YF: Erdogan kommt aus einer islamischen Tradition. Er hat die Demokratie in der Türkei für seine Zwecke ausgenutzt, um die Islamisierung des Landes voranzutreiben. Meines Erachtens ist Erdogan, das hat man beim IS gesehen, fundamentalistisch. Er unterstützt islamistische Kräfte, auch radikale. Er ist der Partner der ägyptischen Islam-Bruderschaft. Erdogan ist die Kraft im Nahen Osten, die die sunnitische Achse ausbaut, insofern ist er rückwärts- und nicht vorwärtsgewandt. Die CHP ist ebenfalls eine nationalistische Partei und hat eine kemalistische Tradition [2], die Grauen Wölfe sind eine faschistische Partei. In der Türkei gab und gibt es bisher keine wirklich demokratische Partei.
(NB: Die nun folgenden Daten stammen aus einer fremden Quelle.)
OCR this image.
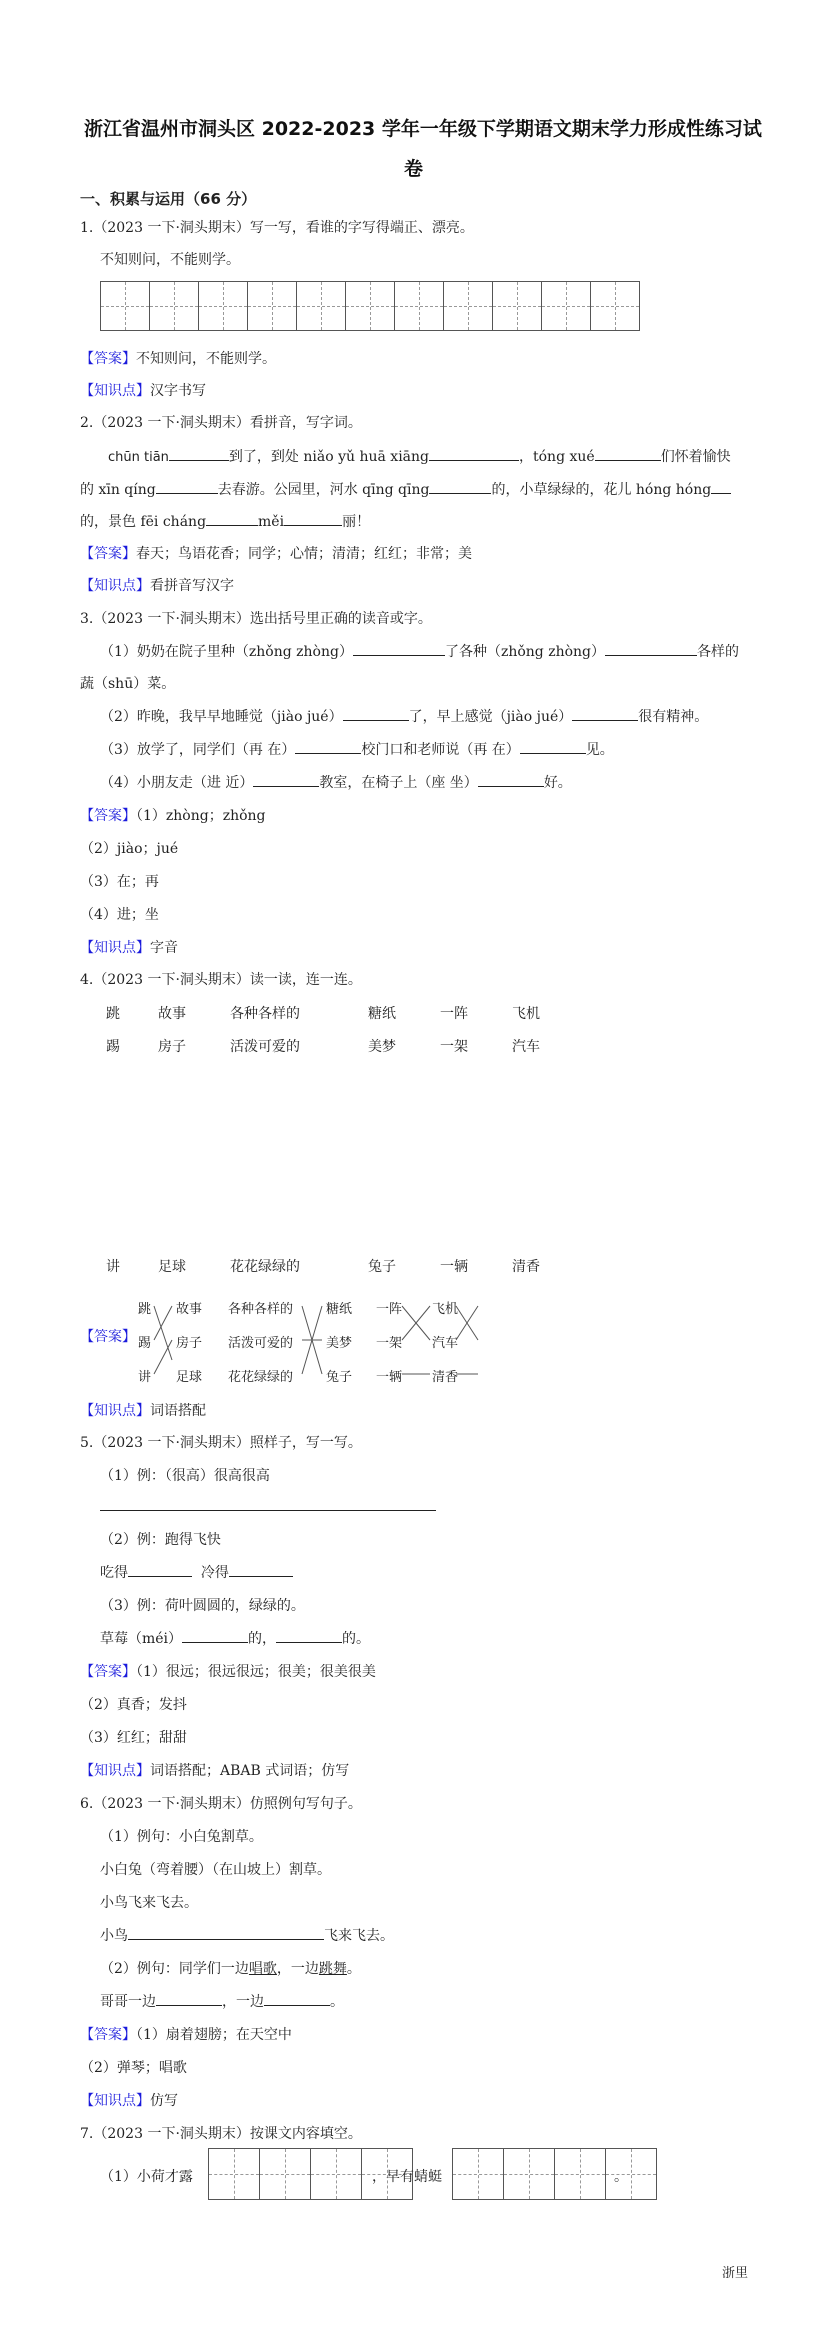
浙江省温州市洞头区 2022-2023 学年一年级下学期语文期末学力形成性练习试
卷
一、积累与运用（66 分）
1.（2023 一下·洞头期末）写一写，看谁的字写得端正、漂亮。
不知则问，不能则学。
【答案】不知则问，不能则学。
【知识点】汉字书写
2.（2023 一下·洞头期末）看拼音，写字词。
chūn tiān	到了，到处 niǎo yǔ huā xiāng	，tóng xué	们怀着愉快
的 xīn qíng	去春游。公园里，河水 qīng qīng	的，小草绿绿的，花儿 hóng hóng
的，景色 fēi cháng	měi	丽！
【答案】春天；鸟语花香；同学；心情；清清；红红；非常；美
【知识点】看拼音写汉字
3.（2023 一下·洞头期末）选出括号里正确的读音或字。
（1）奶奶在院子里种（zhǒng zhòng）	了各种（zhǒng zhòng）	各样的
蔬（shū）菜。
（2）昨晚，我早早地睡觉（jiào jué）	了，早上感觉（jiào jué）	很有精神。
（3）放学了，同学们（再 在）	校门口和老师说（再 在）	见。
（4）小朋友走（进 近）	教室，在椅子上（座 坐）	好。
【答案】（1）zhòng；zhǒng
（2）jiào；jué
（3）在；再
（4）进；坐
【知识点】字音
4.（2023 一下·洞头期末）读一读，连一连。
跳	故事	各种各样的	糖纸	一阵	飞机
踢	房子	活泼可爱的	美梦	一架	汽车
讲	足球	花花绿绿的	兔子	一辆	清香
【答案】
跳 故事 各种各样的	糖纸 一阵 飞机
踢 房子 活泼可爱的	美梦 一架 汽车
讲 足球 花花绿绿的	兔子 一辆 清香
【知识点】词语搭配
5.（2023 一下·洞头期末）照样子，写一写。
（1）例：（很高）很高很高
（2）例：跑得飞快
吃得	冷得
（3）例：荷叶圆圆的，绿绿的。
草莓（méi）	的，	的。
【答案】（1）很远；很远很远；很美；很美很美
（2）真香；发抖
（3）红红；甜甜
【知识点】词语搭配；ABAB 式词语；仿写
6.（2023 一下·洞头期末）仿照例句写句子。
（1）例句：小白兔割草。
小白兔（弯着腰）（在山坡上）割草。
小鸟飞来飞去。
小鸟	飞来飞去。
（2）例句：同学们一边唱歌，一边跳舞。
哥哥一边	，一边	。
【答案】（1）扇着翅膀；在天空中
（2）弹琴；唱歌
【知识点】仿写
7.（2023 一下·洞头期末）按课文内容填空。
（1）小荷才露	，早有蜻蜓	。
浙里
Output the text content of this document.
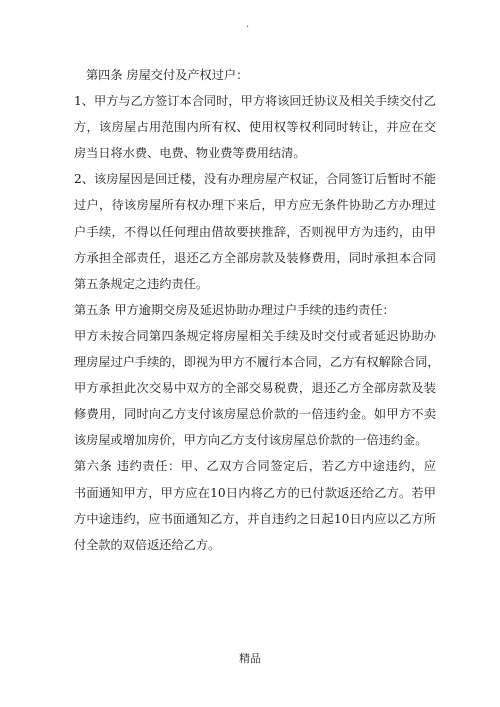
.
第四条 房屋交付及产权过户：
1、甲方与乙方签订本合同时，甲方将该回迁协议及相关手续交付乙
方，该房屋占用范围内所有权、使用权等权利同时转让，并应在交
房当日将水费、电费、物业费等费用结清。
2、该房屋因是回迁楼，没有办理房屋产权证，合同签订后暂时不能
过户，待该房屋所有权办理下来后，甲方应无条件协助乙方办理过
户手续，不得以任何理由借故要挟推辞，否则视甲方为违约，由甲
方承担全部责任，退还乙方全部房款及装修费用，同时承担本合同
第五条规定之违约责任。
第五条 甲方逾期交房及延迟协助办理过户手续的违约责任：
甲方未按合同第四条规定将房屋相关手续及时交付或者延迟协助办
理房屋过户手续的，即视为甲方不履行本合同，乙方有权解除合同，
甲方承担此次交易中双方的全部交易税费，退还乙方全部房款及装
修费用，同时向乙方支付该房屋总价款的一倍违约金。如甲方不卖
该房屋或增加房价，甲方向乙方支付该房屋总价款的一倍违约金。
第六条 违约责任：甲、乙双方合同签定后，若乙方中途违约，应
书面通知甲方，甲方应在10日内将乙方的已付款返还给乙方。若甲
方中途违约，应书面通知乙方，并自违约之日起10日内应以乙方所
付全款的双倍返还给乙方。
精品
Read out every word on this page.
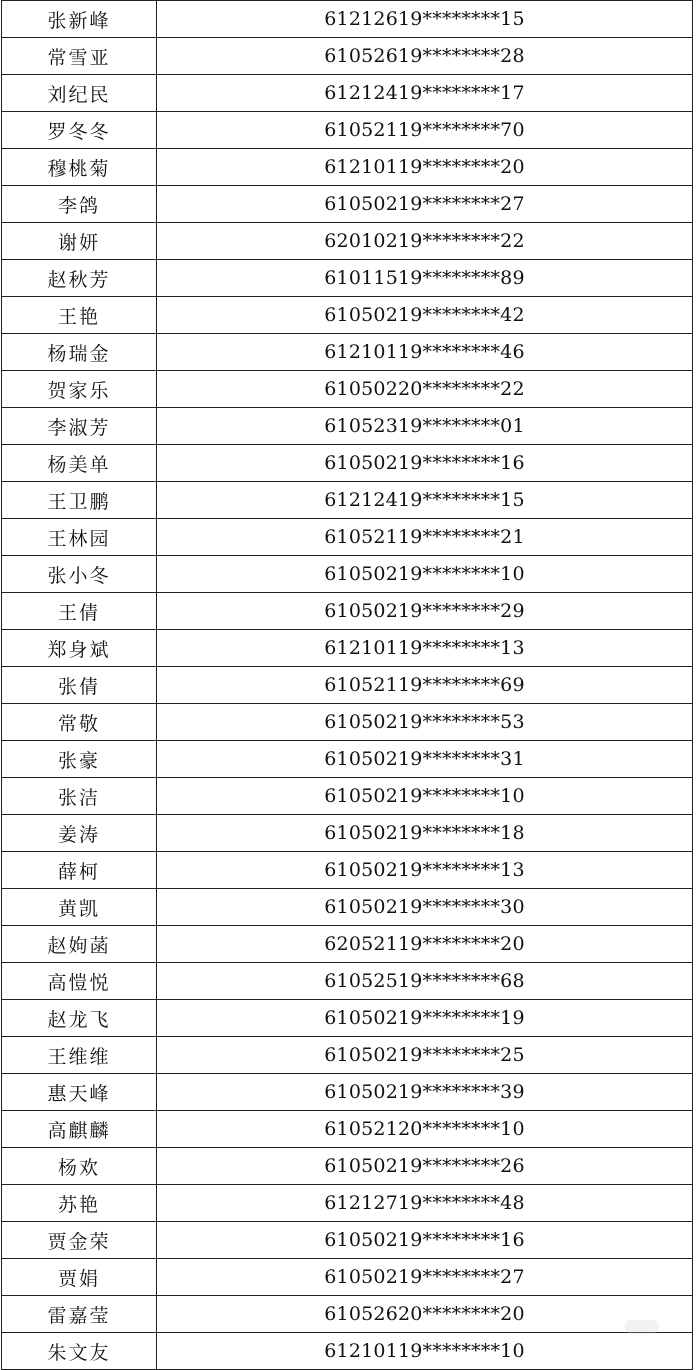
张新峰	61212619********15
常雪亚	61052619********28
刘纪民	61212419********17
罗冬冬	61052119********70
穆桃菊	61210119********20
李鸽	61050219********27
谢妍	62010219********22
赵秋芳	61011519********89
王艳	61050219********42
杨瑞金	61210119********46
贺家乐	61050220********22
李淑芳	61052319********01
杨美单	61050219********16
王卫鹏	61212419********15
王林园	61052119********21
张小冬	61050219********10
王倩	61050219********29
郑身斌	61210119********13
张倩	61052119********69
常敬	61050219********53
张豪	61050219********31
张洁	61050219********10
姜涛	61050219********18
薛柯	61050219********13
黄凯	61050219********30
赵姁菡	62052119********20
高愷悦	61052519********68
赵龙飞	61050219********19
王维维	61050219********25
惠天峰	61050219********39
高麒麟	61052120********10
杨欢	61050219********26
苏艳	61212719********48
贾金荣	61050219********16
贾娟	61050219********27
雷嘉莹	61052620********20
朱文友	61210119********10
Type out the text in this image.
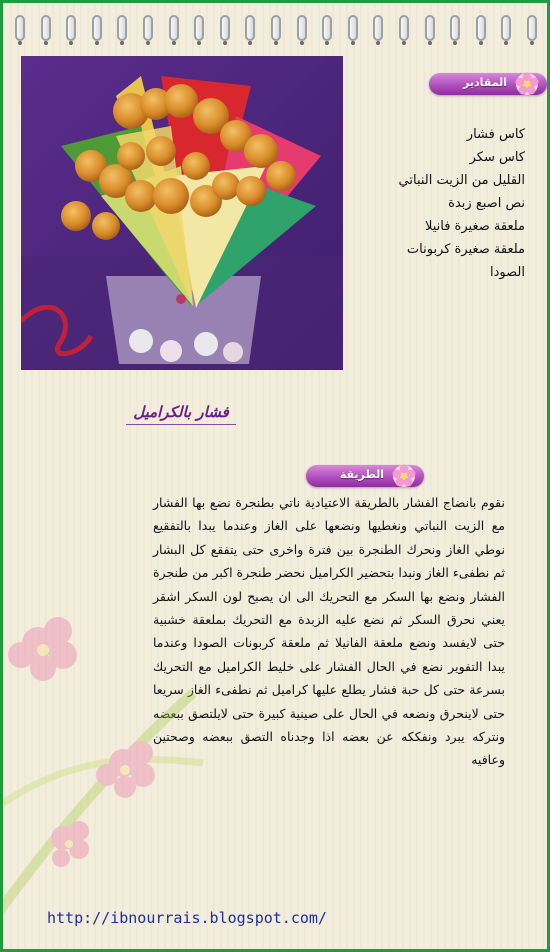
المقادير
كاس فشار
كاس سكر
القليل من الزيت النباتي
نص اصبع زبدة
ملعقة صغيرة فانيلا
ملعقة صغيرة كربونات
الصودا
فشار بالكراميل
الطريقة
نقوم بانضاج الفشار بالطريقة الاعتيادية ناتي بطنجرة نضع بها الفشار مع الزيت النباتي ونغطيها ونضعها على الغاز وعندما يبدا بالتفقيع نوطي الغاز ونحرك الطنجرة بين فترة واخرى حتى يتفقع كل البشار ثم نطفىء الغاز ونبدا بتحضير الكراميل نحضر طنجرة اكبر من طنجرة الفشار ونضع بها السكر مع التحريك الى ان يصبح لون السكر اشقر يعني نحرق السكر ثم نضع عليه الزبدة مع التحريك بملعقة خشبية حتى لايفسد ونضع ملعقة الفانيلا ثم ملعقة كربونات الصودا وعندما يبدا التفوير نضع في الحال الفشار على خليط الكراميل مع التحريك بسرعة حتى كل حبة فشار يطلع عليها كراميل ثم نطفىء الغاز سريعا حتى لاينحرق ونضعه في الحال على صينية كبيرة حتى لايلتصق ببعضه ونتركه يبرد ونفككه عن بعضه اذا وجدناه التصق ببعضه وصحتين وعافيه
http://ibnourrais.blogspot.com/
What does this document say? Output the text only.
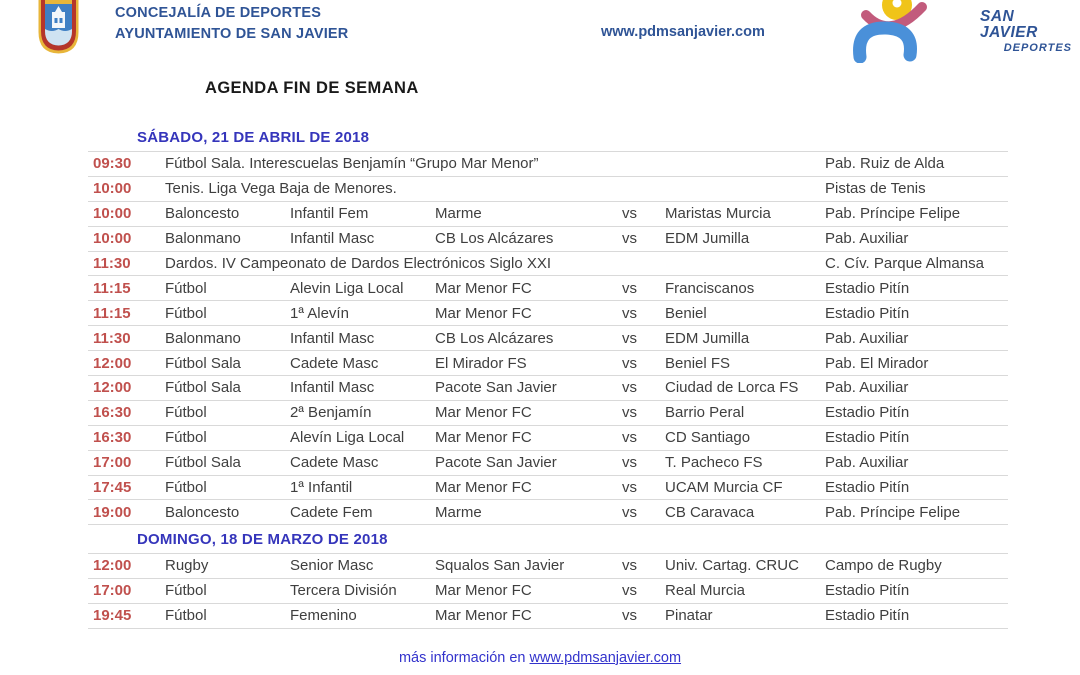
CONCEJALÍA DE DEPORTES
AYUNTAMIENTO DE SAN JAVIER	www.pdmsanjavier.com
SAN JAVIER
DEPORTES
AGENDA FIN DE SEMANA
SÁBADO, 21 DE ABRIL DE 2018
09:30	Fútbol Sala. Interescuelas Benjamín “Grupo Mar Menor”	Pab. Ruiz de Alda
10:00	Tenis. Liga Vega Baja de Menores.	Pistas de Tenis
10:00	Baloncesto	Infantil Fem	Marme	vs	Maristas Murcia	Pab. Príncipe Felipe
10:00	Balonmano	Infantil Masc	CB Los Alcázares	vs	EDM Jumilla	Pab. Auxiliar
11:30	Dardos. IV Campeonato de Dardos Electrónicos Siglo XXI	C. Cív. Parque Almansa
11:15	Fútbol	Alevin Liga Local	Mar Menor FC	vs	Franciscanos	Estadio Pitín
11:15	Fútbol	1ª Alevín	Mar Menor FC	vs	Beniel	Estadio Pitín
11:30	Balonmano	Infantil Masc	CB Los Alcázares	vs	EDM Jumilla	Pab. Auxiliar
12:00	Fútbol Sala	Cadete Masc	El Mirador FS	vs	Beniel FS	Pab. El Mirador
12:00	Fútbol Sala	Infantil Masc	Pacote San Javier	vs	Ciudad de Lorca FS	Pab. Auxiliar
16:30	Fútbol	2ª Benjamín	Mar Menor FC	vs	Barrio Peral	Estadio Pitín
16:30	Fútbol	Alevín Liga Local	Mar Menor FC	vs	CD Santiago	Estadio Pitín
17:00	Fútbol Sala	Cadete Masc	Pacote San Javier	vs	T. Pacheco FS	Pab. Auxiliar
17:45	Fútbol	1ª Infantil	Mar Menor FC	vs	UCAM Murcia CF	Estadio Pitín
19:00	Baloncesto	Cadete Fem	Marme	vs	CB Caravaca	Pab. Príncipe Felipe
DOMINGO, 18 DE MARZO DE 2018
12:00	Rugby	Senior Masc	Squalos San Javier	vs	Univ. Cartag. CRUC	Campo de Rugby
17:00	Fútbol	Tercera División	Mar Menor FC	vs	Real Murcia	Estadio Pitín
19:45	Fútbol	Femenino	Mar Menor FC	vs	Pinatar	Estadio Pitín
más información en www.pdmsanjavier.com
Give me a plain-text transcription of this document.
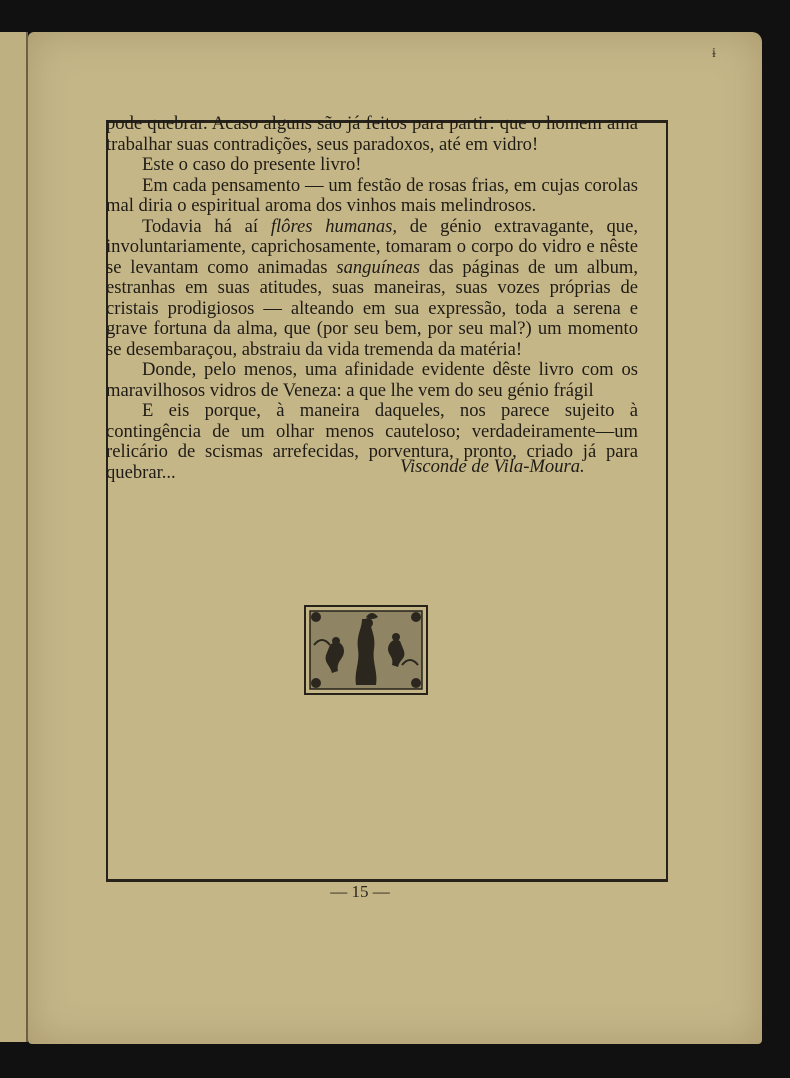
ɨ

pode quebrar. Acaso alguns são já feitos para partir: que o homem ama trabalhar suas contradições, seus paradoxos, até em vidro!

Este o caso do presente livro!

Em cada pensamento — um festão de rosas frias, em cujas corolas mal diria o espiritual aroma dos vinhos mais melindrosos.

Todavia há aí flôres humanas, de génio extravagante, que, involuntariamente, caprichosamente, tomaram o corpo do vidro e nêste se levantam como animadas sanguíneas das páginas de um album, estranhas em suas atitudes, suas maneiras, suas vozes próprias de cristais prodigiosos — alteando em sua expressão, toda a serena e grave fortuna da alma, que (por seu bem, por seu mal?) um momento se desembaraçou, abstraiu da vida tremenda da matéria!

Donde, pelo menos, uma afinidade evidente dêste livro com os maravilhosos vidros de Veneza: a que lhe vem do seu génio frágil

E eis porque, à maneira daqueles, nos parece sujeito à contingência de um olhar menos cauteloso; verdadeiramente—um relicário de scismas arrefecidas, porventura, pronto, criado já para quebrar...	Visconde de Vila-Moura.
— 15 —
Immer wenn demokratische Kräfte in der Türkei gestärkt worden sind, hat das Militär - alle 10, 15 Jahre - geputscht. Sie haben dann jegliche demokratische Alternative niedergeschlagen, die Menschen in die Kerker geworfen und so weiter. Auch die heutige Verfassung der Türkei stammt noch vom Militärputsch von 1980. Die Demokratie in der Türkei durchzusetzen, ist enorm schwer. Zum ersten Mal stellt sich mit der HDP eine demokratische Partei zur Wahl, die nicht nur die Minderheiten, sondern auch die Menschen, die verschiedene Lebensweisen haben, in sich vereint und die radikale demokratische Forderungen aufstellt. Ich denke schon, daß sie auch ein Partner für emanzipatorische Kräfte hier in Europa sein könnte.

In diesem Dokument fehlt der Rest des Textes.